El réquiem no conseguía amortecerme. El cátalo-franchute se sabía de pe a pa no menos de veinte de esas obras del delirante pornógrafo, puesto que le había servido durante muchos años de memorioso repositorio; algo así como los tiestos-escucha que yo fabrico con la arcilla caolinosa de Tobatl y las resinas del Árbol-de-la-Palabra. Uno rasga la delgada telita himen-óptera; la aguja de sardónice y crisoberilo despierta, pone de nuevo en movimiento, hace volar en contramovimiento las palabras, los sonidos, el más ligero suspiro, presos en las celdillas y membranas nerviosas de las vasijas-escuchantes-parlantes, puesto que el sonido enmudece mas no desaparece.
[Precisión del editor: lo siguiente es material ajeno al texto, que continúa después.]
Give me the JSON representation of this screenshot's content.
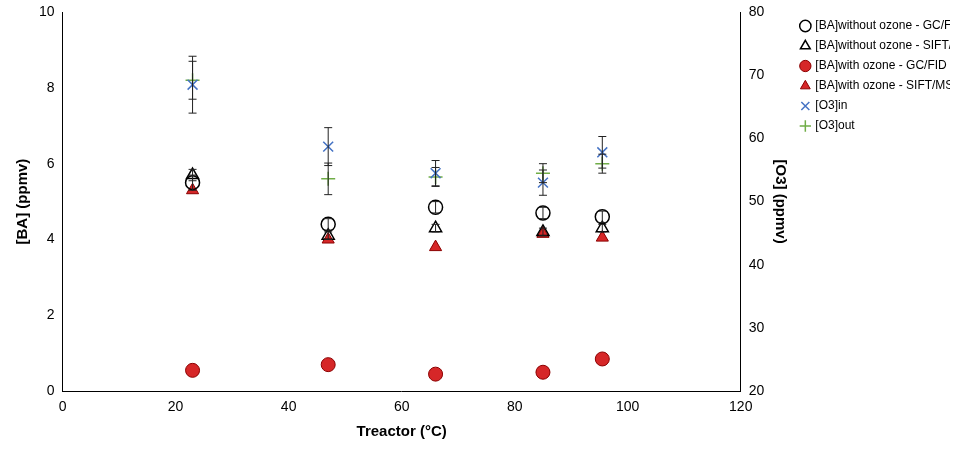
{
  "chart_data": {
    "type": "scatter",
    "x_label": "Treactor (°C)",
    "y_label": "[BA] (ppmv)",
    "y2_label": "[O3] (ppmv)",
    "xlim": [
      0,
      120
    ],
    "xticks": [
      0,
      20,
      40,
      60,
      80,
      100,
      120
    ],
    "ylim": [
      0,
      10
    ],
    "yticks": [
      0,
      2,
      4,
      6,
      8,
      10
    ],
    "y2lim": [
      20,
      80
    ],
    "y2ticks": [
      20,
      30,
      40,
      50,
      60,
      70,
      80
    ],
    "grid": false,
    "legend": "top right",
    "series": [
      {
        "name": "[BA]without ozone - GC/FID",
        "color": "#000000",
        "marker": "open_circle",
        "x": [
          23,
          47,
          66,
          85,
          95.5
        ],
        "values": [
          5.5,
          4.4,
          4.85,
          4.7,
          4.6
        ],
        "errors": [
          0.2,
          0.15,
          0.15,
          0.15,
          0.15
        ]
      },
      {
        "name": "[BA]without ozone - SIFT/MS",
        "color": "#000000",
        "marker": "open_triangle",
        "x": [
          23,
          47,
          66,
          85,
          95.5
        ],
        "values": [
          5.7,
          4.1,
          4.3,
          4.2,
          4.3
        ],
        "errors": [
          0.15,
          0.1,
          0.1,
          0.1,
          0.1
        ]
      },
      {
        "name": "[BA]with ozone - GC/FID",
        "color": "#d62728",
        "marker": "circle",
        "x": [
          23,
          47,
          66,
          85,
          95.5
        ],
        "values": [
          0.55,
          0.7,
          0.45,
          0.5,
          0.85
        ]
      },
      {
        "name": "[BA]with ozone - SIFT/MS",
        "color": "#d62728",
        "marker": "triangle",
        "x": [
          23,
          47,
          66,
          85,
          95.5
        ],
        "values": [
          5.3,
          4.0,
          3.8,
          4.15,
          4.05
        ]
      },
      {
        "name": "[O3]in",
        "color": "#4472c4",
        "marker": "x",
        "axis": "y2",
        "x": [
          23,
          47,
          66,
          85,
          95.5
        ],
        "values": [
          68.5,
          58.7,
          54.5,
          53,
          57.8
        ],
        "errors": [
          4.5,
          3,
          2,
          2,
          2.5
        ]
      },
      {
        "name": "[O3]out",
        "color": "#70ad47",
        "marker": "plus",
        "axis": "y2",
        "x": [
          23,
          47,
          66,
          85,
          95.5
        ],
        "values": [
          69.2,
          53.6,
          53.9,
          54.5,
          56
        ],
        "errors": [
          3,
          2.5,
          1.5,
          1.5,
          1.5
        ]
      }
    ]
  }
}
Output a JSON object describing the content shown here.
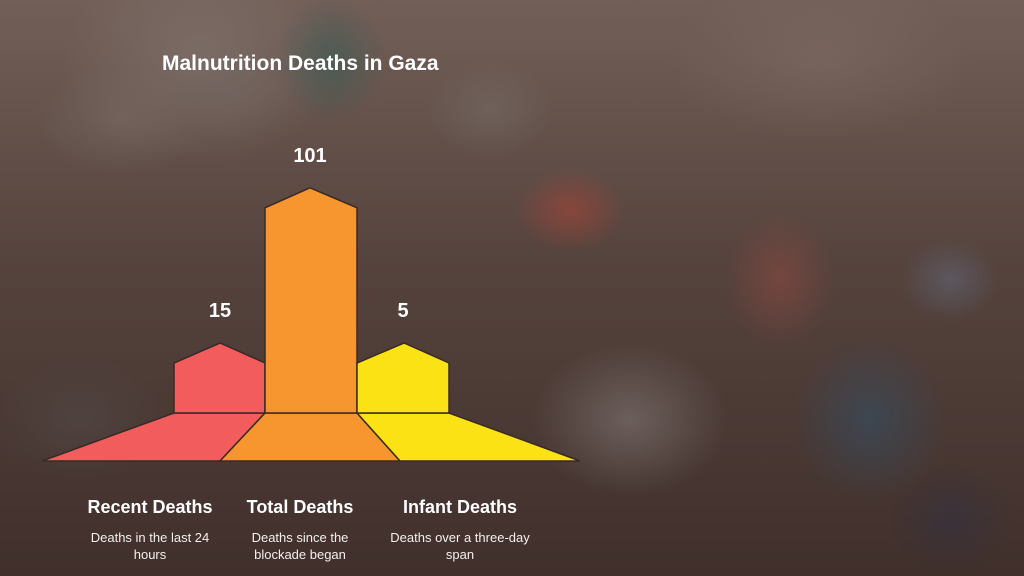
{
  "chart_data": {
    "type": "bar",
    "title": "Malnutrition Deaths in Gaza",
    "categories": [
      "Recent Deaths",
      "Total Deaths",
      "Infant Deaths"
    ],
    "descriptions": [
      "Deaths in the last 24 hours",
      "Deaths since the blockade began",
      "Deaths over a three-day span"
    ],
    "values": [
      15,
      101,
      5
    ],
    "value_labels": [
      "15",
      "101",
      "5"
    ],
    "colors": [
      "#f25c5c",
      "#f7952e",
      "#fbe215"
    ],
    "outline_color": "#3a2a25",
    "xlabel": "",
    "ylabel": "",
    "grid": false,
    "legend": "none"
  }
}
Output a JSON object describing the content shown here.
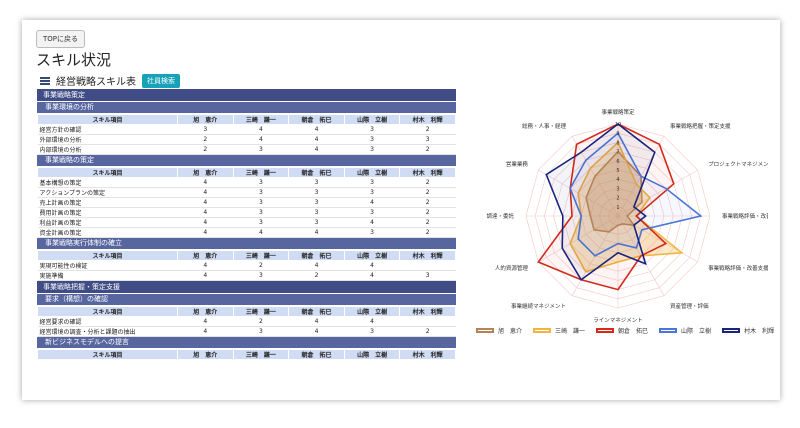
{
  "top_button": "TOPに戻る",
  "page_title": "スキル状況",
  "subtitle": "経営戦略スキル表",
  "search_badge": "社員検索",
  "members": [
    "旭　恵介",
    "三崎　謙一",
    "朝倉　拓巳",
    "山際　立樹",
    "村木　利輝"
  ],
  "skill_header": "スキル項目",
  "sections": [
    {
      "title": "事業戦略策定",
      "groups": [
        {
          "title": "事業環境の分析",
          "rows": [
            {
              "name": "経営方針の確認",
              "values": [
                "3",
                "4",
                "4",
                "3",
                "2"
              ]
            },
            {
              "name": "外部環境の分析",
              "values": [
                "2",
                "4",
                "4",
                "3",
                "3"
              ]
            },
            {
              "name": "内部環境の分析",
              "values": [
                "2",
                "3",
                "4",
                "3",
                "2"
              ]
            }
          ]
        },
        {
          "title": "事業戦略の策定",
          "rows": [
            {
              "name": "基本構想の策定",
              "values": [
                "4",
                "3",
                "3",
                "3",
                "2"
              ]
            },
            {
              "name": "アクションプランの策定",
              "values": [
                "4",
                "3",
                "3",
                "3",
                "2"
              ]
            },
            {
              "name": "売上計画の策定",
              "values": [
                "4",
                "3",
                "3",
                "4",
                "2"
              ]
            },
            {
              "name": "費用計画の策定",
              "values": [
                "4",
                "3",
                "3",
                "3",
                "2"
              ]
            },
            {
              "name": "利益計画の策定",
              "values": [
                "4",
                "3",
                "3",
                "4",
                "2"
              ]
            },
            {
              "name": "資金計画の策定",
              "values": [
                "4",
                "4",
                "4",
                "3",
                "2"
              ]
            }
          ]
        },
        {
          "title": "事業戦略実行体制の確立",
          "rows": [
            {
              "name": "実現可能性の検証",
              "values": [
                "4",
                "2",
                "4",
                "4",
                ""
              ]
            },
            {
              "name": "実施準備",
              "values": [
                "4",
                "3",
                "2",
                "4",
                "3"
              ]
            }
          ]
        }
      ]
    },
    {
      "title": "事業戦略把握・策定支援",
      "groups": [
        {
          "title": "要求（構想）の確認",
          "sub": true,
          "rows": [
            {
              "name": "経営要求の確認",
              "values": [
                "4",
                "2",
                "4",
                "4",
                ""
              ]
            },
            {
              "name": "経営環境の調査・分析と課題の抽出",
              "values": [
                "4",
                "3",
                "4",
                "3",
                "2"
              ]
            }
          ]
        },
        {
          "title": "新ビジネスモデルへの提言",
          "sub": true,
          "rows": []
        }
      ]
    }
  ],
  "chart_data": {
    "type": "radar",
    "axes": [
      "事業戦略策定",
      "事業戦略把握・策定支援",
      "プロジェクトマネジメント",
      "事業戦略評価・改善",
      "事業戦略評価・改善支援",
      "資産管理・評価",
      "ラインマネジメント",
      "事業継続マネジメント",
      "人的資源管理",
      "調達・委託",
      "営業業務",
      "総務・人事・経理"
    ],
    "ticks": [
      "1",
      "2",
      "3",
      "4",
      "5",
      "6",
      "7",
      "8",
      "9",
      "10"
    ],
    "max": 10,
    "series": [
      {
        "name": "旭　恵介",
        "color": "#b5835a",
        "values": [
          7,
          5,
          3,
          1,
          2,
          1,
          1,
          2,
          3,
          3,
          4,
          5
        ]
      },
      {
        "name": "三崎　謙一",
        "color": "#f0b540",
        "values": [
          8,
          4,
          4,
          2,
          8,
          5,
          5,
          7,
          6,
          4,
          5,
          6
        ]
      },
      {
        "name": "朝倉　拓巳",
        "color": "#d32a1c",
        "values": [
          10,
          9,
          7,
          2,
          6,
          5,
          8,
          8,
          10,
          5,
          6,
          9
        ]
      },
      {
        "name": "山際　立樹",
        "color": "#4a76d8",
        "values": [
          9,
          5,
          6,
          9,
          3,
          4,
          3,
          5,
          5,
          4,
          6,
          7
        ]
      },
      {
        "name": "村木　利輝",
        "color": "#1a237e",
        "values": [
          10,
          8,
          2,
          3,
          2,
          6,
          4,
          8,
          7,
          6,
          9,
          8
        ]
      }
    ]
  }
}
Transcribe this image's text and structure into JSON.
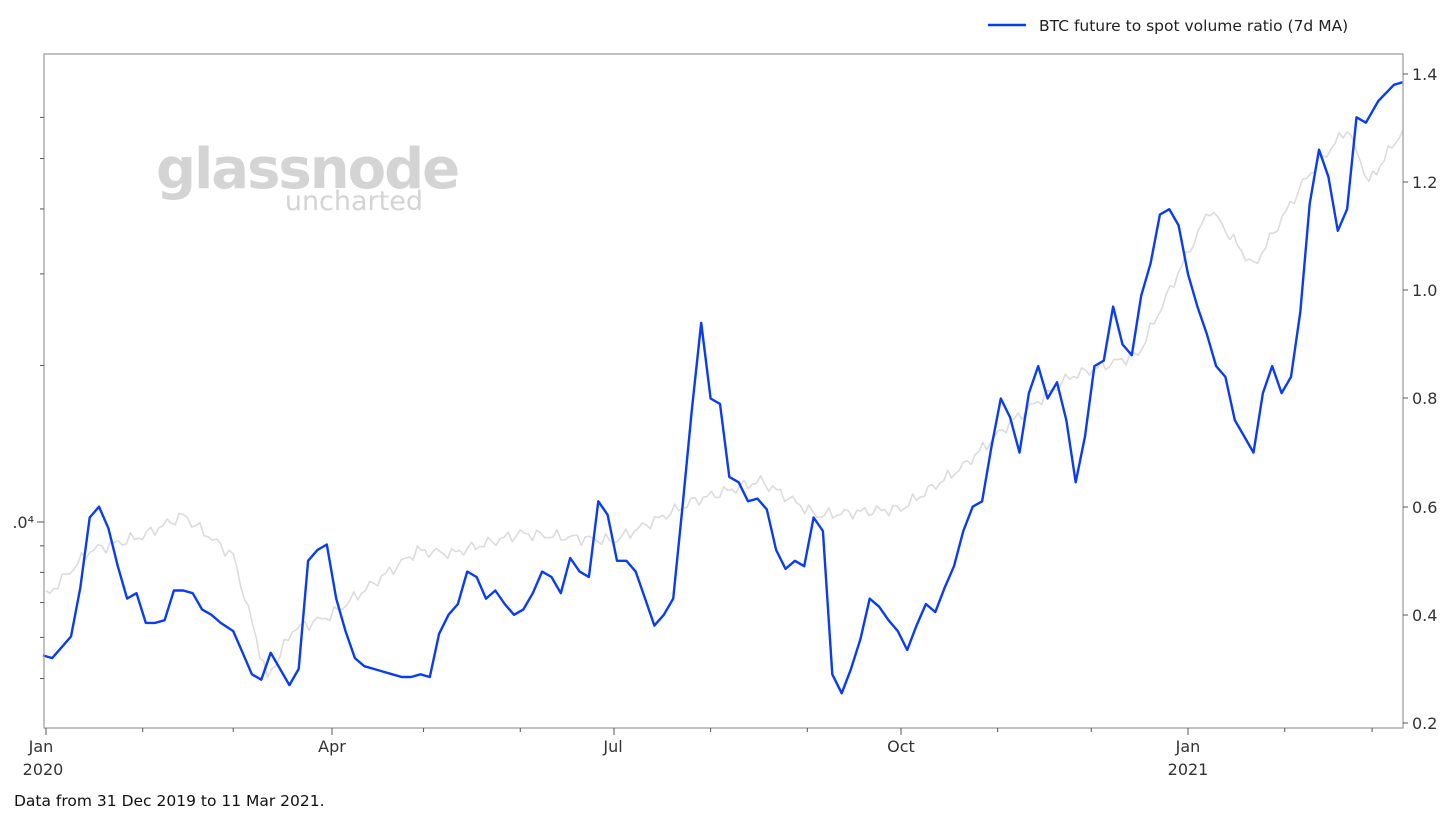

Está ahí. Uno lo busca y está ahí. Zumba por debajo de sí, pegado a la cinta engomada con cera y resinas salvajes. En el arca tengo guardados más de un centenar de esos cacharros llenos de secretos. Conversaciones olvidadas. Gemidos dulcísimos. Sones marciales. Gemidos exquisitos. La voz mortal de los supliciados, entre las rachas de los latigazos. Confesiones. Oraciones. Insultos. Estampidos. Descargas de ejecuciones.

El cátalo-galo era de la misma especie de estos cazos-parlantes. Venía a mi cámara todas las siestas, en invierno y verano, las dos únicas estaciones del Paraguay. Ya está ahí. Sáquenle los grillos. Los chirridos de las cadenas lo ponían absorto, crispado. No empezaba pronto, tal si le costara desesposar la lengua. ¡Vamos, habla canta, cuenta! A ver si me duermo, si me duermes. Primero sacaba un murmullo; cierto gangoseo muy suave, entrecerrando los ojos verdepizarra. Abría generalmente la sesión con uno de esos delirios lascivos del marqués. Ordalías de machocabrío. El sátiro faunesco embiste contra el sexo del universo. Mas el fragor de sus embestidas, el ruido de su orgasmo, no es mayor que el zumbido de una mosca. La furia inconmensurable de la lujuria gime, clama, insulta, suplica con voz de mosca a las divinidades machorras. Furor de agotamiento. Parece llenar el cielo y cabe en una mano. El tremendo volcán no deja caer una gota de su ardiente lava. Lacio el velamen del sueño, sin brisa que pueda rizarlo. ¡Basta!